22.09.2021 Zivilrecht

OGH: Zur konkludenten Vertragsübernahme (Mietvertrag)

Gerade die Kenntnis des Vermieters davon, dass jemand mit dem Willen des Mieters in der Wohnung wohnt, ist eher ein Hindernis für die Annahme, die Zinszahlung durch den Mitbewohner erfolge zwecks Begründung eigener Rechte und Pflichten


Schlagworte: Mietvertrag, Abschluss, Stillschweigen, Schlüssigkeit, Konkludenz, Grund zu zweifeln, Mietzahlungen, Zinszahlungen, Dritter, Bewohner, Vertragsübernahme
Gesetze:

 

§ 863 ABGB, § 1094 ABGB

 

GZ 5 Ob 96/21k, 27.07.2021

 

OGH: Ein Vertragsabschluss aufgrund konkludenten Verhaltens setzt voraus, dass trotz Anlegung eines strengen Maßstabs kein vernünftiger Grund übrig sein darf daran zu zweifeln, dass beide Vertragsteile den Willen hatten diese Rechtsfolge herbeizuführen. Auch bei einem konkludenten Mietvertragsabschluss muss die Parteiabsicht vorliegen, die bindenden Wirkungen eines Bestandvertrags begründen zu wollen. Die unbeanstandete Annahme eines Entgelts für die Benutzung von Räumen durch längere Zeit kann nur dann als stillschweigender Abschluss eines Mietvertrags angesehen werden, wenn kein anderer Grund für die Zahlung in Frage kommt.

 

Die Zurückhaltung der Rsp, im Fall der unbeanstandeten Annahme eines regelmäßig bezahlten Entgelts für die dem anderen eingeräumte Benutzung von Räumen den konkludenten Abschluss eines Mietvertrags anzunehmen, beruht darauf, dass der Vermieter grundsätzlich gezwungen ist, Mietzinszahlungen auch von Dritten anzunehmen.

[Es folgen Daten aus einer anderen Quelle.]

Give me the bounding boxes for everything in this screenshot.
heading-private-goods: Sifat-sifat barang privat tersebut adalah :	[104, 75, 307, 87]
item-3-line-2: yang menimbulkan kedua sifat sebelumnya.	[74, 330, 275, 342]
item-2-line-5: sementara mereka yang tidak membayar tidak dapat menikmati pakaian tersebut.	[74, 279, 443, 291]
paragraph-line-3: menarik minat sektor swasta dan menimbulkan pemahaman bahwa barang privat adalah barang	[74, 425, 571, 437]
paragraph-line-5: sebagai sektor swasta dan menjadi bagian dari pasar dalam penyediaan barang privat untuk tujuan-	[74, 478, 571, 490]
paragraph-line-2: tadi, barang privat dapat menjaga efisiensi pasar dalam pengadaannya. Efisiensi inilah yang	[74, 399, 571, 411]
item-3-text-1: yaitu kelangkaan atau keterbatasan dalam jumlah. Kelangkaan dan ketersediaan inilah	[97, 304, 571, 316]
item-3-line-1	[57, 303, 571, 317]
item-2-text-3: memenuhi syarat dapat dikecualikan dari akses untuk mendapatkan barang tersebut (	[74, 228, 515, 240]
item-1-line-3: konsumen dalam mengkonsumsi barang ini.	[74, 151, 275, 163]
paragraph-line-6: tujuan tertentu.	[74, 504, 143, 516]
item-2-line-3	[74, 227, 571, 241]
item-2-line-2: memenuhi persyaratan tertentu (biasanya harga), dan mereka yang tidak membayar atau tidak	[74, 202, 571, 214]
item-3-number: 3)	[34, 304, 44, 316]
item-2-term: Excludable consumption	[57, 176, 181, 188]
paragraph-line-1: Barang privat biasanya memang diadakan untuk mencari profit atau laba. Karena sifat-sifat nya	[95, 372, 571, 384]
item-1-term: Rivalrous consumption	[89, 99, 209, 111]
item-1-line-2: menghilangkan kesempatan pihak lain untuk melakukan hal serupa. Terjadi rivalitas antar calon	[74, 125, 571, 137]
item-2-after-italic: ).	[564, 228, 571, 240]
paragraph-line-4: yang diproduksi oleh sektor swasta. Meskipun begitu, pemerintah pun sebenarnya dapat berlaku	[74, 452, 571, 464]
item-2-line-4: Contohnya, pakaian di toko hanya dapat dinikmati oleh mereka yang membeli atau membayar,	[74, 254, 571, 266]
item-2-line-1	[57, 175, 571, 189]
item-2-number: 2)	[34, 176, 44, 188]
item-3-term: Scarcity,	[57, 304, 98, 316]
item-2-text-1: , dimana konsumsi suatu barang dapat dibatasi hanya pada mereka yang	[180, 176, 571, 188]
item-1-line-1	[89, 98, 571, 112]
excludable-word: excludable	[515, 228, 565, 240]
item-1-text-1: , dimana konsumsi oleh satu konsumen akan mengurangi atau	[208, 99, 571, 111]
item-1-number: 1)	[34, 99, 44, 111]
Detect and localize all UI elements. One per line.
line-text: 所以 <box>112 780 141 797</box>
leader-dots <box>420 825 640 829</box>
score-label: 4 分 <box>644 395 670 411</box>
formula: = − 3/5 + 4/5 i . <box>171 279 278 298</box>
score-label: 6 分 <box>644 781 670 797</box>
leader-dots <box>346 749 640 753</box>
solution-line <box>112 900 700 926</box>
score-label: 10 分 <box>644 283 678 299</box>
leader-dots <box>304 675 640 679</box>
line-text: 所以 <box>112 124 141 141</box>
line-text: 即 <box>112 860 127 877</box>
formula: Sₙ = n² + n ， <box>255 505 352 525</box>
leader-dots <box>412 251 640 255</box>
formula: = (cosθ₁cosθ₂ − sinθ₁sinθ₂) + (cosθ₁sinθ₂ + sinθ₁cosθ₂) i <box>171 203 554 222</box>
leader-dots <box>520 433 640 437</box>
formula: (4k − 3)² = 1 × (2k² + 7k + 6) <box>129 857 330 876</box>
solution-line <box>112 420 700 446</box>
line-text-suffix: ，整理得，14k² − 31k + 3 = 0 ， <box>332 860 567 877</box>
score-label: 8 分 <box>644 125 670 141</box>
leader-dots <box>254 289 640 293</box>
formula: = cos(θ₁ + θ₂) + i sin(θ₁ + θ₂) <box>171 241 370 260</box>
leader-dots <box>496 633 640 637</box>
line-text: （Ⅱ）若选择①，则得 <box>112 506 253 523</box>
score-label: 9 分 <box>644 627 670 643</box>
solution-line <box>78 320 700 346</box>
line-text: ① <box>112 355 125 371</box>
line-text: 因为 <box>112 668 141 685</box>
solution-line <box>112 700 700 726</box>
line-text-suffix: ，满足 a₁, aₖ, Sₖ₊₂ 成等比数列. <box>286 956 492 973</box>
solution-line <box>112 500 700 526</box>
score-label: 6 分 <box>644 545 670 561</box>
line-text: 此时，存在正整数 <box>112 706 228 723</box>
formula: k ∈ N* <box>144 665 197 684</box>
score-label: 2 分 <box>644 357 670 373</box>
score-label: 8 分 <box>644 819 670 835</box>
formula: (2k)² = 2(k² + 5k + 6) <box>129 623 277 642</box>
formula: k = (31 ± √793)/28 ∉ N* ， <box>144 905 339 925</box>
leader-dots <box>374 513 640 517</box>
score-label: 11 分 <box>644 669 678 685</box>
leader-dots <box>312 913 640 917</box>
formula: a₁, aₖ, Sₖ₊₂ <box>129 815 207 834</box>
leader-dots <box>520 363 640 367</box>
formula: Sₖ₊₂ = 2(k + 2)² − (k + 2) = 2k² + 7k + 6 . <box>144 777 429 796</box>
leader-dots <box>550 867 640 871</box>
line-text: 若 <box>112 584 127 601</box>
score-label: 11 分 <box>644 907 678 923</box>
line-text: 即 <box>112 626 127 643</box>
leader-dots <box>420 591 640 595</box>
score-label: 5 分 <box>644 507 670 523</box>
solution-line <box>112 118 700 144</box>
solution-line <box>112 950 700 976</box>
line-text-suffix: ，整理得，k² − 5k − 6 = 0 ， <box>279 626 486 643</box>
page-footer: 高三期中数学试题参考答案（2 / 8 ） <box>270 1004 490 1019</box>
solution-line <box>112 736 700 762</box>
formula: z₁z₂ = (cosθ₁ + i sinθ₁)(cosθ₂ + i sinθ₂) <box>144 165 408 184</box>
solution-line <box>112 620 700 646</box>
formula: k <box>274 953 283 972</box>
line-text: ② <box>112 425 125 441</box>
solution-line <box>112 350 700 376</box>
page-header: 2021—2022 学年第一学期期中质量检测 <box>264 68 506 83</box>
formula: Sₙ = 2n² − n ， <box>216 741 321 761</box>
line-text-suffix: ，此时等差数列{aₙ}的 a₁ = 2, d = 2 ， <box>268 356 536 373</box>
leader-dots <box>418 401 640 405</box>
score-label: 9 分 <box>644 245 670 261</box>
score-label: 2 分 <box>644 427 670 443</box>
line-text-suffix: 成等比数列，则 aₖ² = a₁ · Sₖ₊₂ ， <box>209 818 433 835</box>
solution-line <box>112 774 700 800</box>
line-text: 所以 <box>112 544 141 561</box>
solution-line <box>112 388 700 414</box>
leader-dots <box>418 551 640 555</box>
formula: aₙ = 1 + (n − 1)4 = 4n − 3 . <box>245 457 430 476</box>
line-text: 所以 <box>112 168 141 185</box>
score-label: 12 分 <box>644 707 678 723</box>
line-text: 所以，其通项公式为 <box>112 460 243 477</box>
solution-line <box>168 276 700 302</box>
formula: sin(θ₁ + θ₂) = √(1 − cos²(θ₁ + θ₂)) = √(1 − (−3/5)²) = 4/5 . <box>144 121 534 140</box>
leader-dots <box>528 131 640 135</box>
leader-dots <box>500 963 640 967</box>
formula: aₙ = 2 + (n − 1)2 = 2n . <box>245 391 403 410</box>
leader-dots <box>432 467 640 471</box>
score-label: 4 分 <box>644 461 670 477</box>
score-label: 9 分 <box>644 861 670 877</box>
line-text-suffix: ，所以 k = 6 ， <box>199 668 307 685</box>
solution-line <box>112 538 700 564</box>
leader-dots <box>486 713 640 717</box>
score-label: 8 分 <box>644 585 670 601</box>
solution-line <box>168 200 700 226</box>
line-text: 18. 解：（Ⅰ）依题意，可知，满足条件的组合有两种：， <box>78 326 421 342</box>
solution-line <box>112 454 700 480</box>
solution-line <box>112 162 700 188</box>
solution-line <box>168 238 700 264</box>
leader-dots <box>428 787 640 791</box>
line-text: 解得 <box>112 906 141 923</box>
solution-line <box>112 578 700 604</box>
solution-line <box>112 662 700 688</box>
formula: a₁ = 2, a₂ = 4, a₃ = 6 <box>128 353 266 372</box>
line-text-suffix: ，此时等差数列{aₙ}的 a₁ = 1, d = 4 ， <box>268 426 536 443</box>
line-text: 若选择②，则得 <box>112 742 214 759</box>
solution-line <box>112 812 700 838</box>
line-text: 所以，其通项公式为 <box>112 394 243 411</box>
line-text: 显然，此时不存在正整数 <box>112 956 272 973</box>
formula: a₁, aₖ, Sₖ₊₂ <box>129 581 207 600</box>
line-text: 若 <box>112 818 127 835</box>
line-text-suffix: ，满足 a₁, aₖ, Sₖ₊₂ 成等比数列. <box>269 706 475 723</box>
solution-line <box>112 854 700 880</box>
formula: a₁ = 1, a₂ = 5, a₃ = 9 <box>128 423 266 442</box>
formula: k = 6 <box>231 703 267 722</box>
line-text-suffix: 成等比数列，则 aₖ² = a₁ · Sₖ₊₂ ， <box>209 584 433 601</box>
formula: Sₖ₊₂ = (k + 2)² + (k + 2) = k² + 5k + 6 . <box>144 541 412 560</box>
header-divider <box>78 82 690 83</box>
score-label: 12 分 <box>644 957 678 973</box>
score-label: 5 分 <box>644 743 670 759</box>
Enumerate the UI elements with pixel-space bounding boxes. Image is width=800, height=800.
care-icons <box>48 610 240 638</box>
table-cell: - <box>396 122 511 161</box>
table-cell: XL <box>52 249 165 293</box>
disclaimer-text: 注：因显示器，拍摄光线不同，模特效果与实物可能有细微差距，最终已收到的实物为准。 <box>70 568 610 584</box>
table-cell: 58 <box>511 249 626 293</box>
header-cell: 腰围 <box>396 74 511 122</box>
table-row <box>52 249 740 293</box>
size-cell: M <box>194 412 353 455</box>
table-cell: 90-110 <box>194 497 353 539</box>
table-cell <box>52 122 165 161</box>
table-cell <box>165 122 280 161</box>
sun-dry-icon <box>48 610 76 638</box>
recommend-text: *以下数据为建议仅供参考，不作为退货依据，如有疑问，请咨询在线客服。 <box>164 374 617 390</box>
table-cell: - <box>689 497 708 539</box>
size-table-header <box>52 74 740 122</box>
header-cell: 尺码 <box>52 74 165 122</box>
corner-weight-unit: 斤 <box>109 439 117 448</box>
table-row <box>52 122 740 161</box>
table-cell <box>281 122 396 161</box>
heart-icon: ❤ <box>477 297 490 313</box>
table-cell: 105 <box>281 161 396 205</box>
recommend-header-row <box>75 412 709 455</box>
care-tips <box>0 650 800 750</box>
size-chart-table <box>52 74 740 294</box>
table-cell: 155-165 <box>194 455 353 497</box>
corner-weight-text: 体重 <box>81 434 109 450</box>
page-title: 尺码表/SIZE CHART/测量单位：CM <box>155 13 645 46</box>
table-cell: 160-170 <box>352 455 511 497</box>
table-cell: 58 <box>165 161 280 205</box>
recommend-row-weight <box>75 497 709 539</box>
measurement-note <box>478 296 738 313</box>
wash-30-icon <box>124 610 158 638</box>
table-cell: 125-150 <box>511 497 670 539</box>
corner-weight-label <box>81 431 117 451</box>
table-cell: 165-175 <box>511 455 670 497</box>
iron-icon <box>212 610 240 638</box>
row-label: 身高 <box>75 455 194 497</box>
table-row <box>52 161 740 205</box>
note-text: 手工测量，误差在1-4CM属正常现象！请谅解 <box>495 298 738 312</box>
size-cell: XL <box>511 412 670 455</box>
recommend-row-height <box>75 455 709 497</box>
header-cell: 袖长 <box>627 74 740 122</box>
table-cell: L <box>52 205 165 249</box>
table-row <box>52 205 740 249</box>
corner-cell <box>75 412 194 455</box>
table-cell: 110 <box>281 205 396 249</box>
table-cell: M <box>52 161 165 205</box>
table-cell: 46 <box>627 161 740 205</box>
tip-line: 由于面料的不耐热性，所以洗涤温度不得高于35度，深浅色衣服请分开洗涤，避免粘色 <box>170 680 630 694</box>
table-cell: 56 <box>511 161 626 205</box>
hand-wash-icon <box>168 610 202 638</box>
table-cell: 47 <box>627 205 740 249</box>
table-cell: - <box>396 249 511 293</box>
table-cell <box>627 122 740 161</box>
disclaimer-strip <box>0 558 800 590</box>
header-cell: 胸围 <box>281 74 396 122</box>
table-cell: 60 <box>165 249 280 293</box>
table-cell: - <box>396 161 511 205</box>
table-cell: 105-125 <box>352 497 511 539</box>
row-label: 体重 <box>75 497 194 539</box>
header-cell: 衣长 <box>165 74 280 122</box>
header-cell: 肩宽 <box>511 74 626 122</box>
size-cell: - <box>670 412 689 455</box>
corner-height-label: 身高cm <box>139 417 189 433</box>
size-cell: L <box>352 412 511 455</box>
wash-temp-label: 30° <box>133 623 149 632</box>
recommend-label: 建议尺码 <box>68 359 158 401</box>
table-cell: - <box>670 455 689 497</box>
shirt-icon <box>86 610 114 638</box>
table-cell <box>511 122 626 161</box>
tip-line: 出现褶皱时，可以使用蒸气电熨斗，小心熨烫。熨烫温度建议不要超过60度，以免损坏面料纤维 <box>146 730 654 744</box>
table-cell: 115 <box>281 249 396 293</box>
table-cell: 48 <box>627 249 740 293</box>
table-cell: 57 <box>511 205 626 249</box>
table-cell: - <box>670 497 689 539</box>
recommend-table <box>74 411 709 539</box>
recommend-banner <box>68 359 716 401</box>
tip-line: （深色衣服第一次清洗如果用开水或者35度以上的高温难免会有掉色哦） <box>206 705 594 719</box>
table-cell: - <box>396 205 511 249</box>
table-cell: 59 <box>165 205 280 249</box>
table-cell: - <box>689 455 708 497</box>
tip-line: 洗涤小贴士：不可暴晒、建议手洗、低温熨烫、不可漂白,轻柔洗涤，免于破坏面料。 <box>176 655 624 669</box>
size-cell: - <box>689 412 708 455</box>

Ist nach den Umständen des Einzelfalls für den Benutzer der Wohnung klar erkennbar, dass ein Vertragswille der Gegenseite in Richtung konkludenter Vertragsabschluss nicht vorliegt, ist ein solcher selbst bei unbeanstandeter Annahme von Zahlungen zu verneinen. Grundsätzlich legt § 863 ABGB für die Schlüssigkeit eines Verhaltens im Hinblick auf einen rechtsgeschäftlichen Willen einen strengen Maßstab an. Gerade die Kenntnis des Vermieters davon, dass jemand mit dem Willen des Mieters in der Wohnung wohnt, ist eher ein Hindernis für die Annahme, die Zinszahlung durch den Mitbewohner erfolge zwecks Begründung eigener Rechte und Pflichten.

 

Die Vertragsübernahme, die bewirkt, dass der Vertragsübernehmer an die Stelle einer aus dem Schuldverhältnis ausscheidenden Partei tritt und deren gesamte vertragliche Rechtsstellung übernimmt, ohne dass dadurch der Inhalt oder die rechtliche Identität des bisherigen Schuldverhältnisses verändert werden, bedarf der Übereinkunft aller Beteiligten, somit der Zustimmung der verbleibenden, der ausscheidenden und der an ihre Stelle tretenden Partei. Auch sie kann nur unter den strengen Anforderungen des § 863 ABGB schlüssig erteilt werden.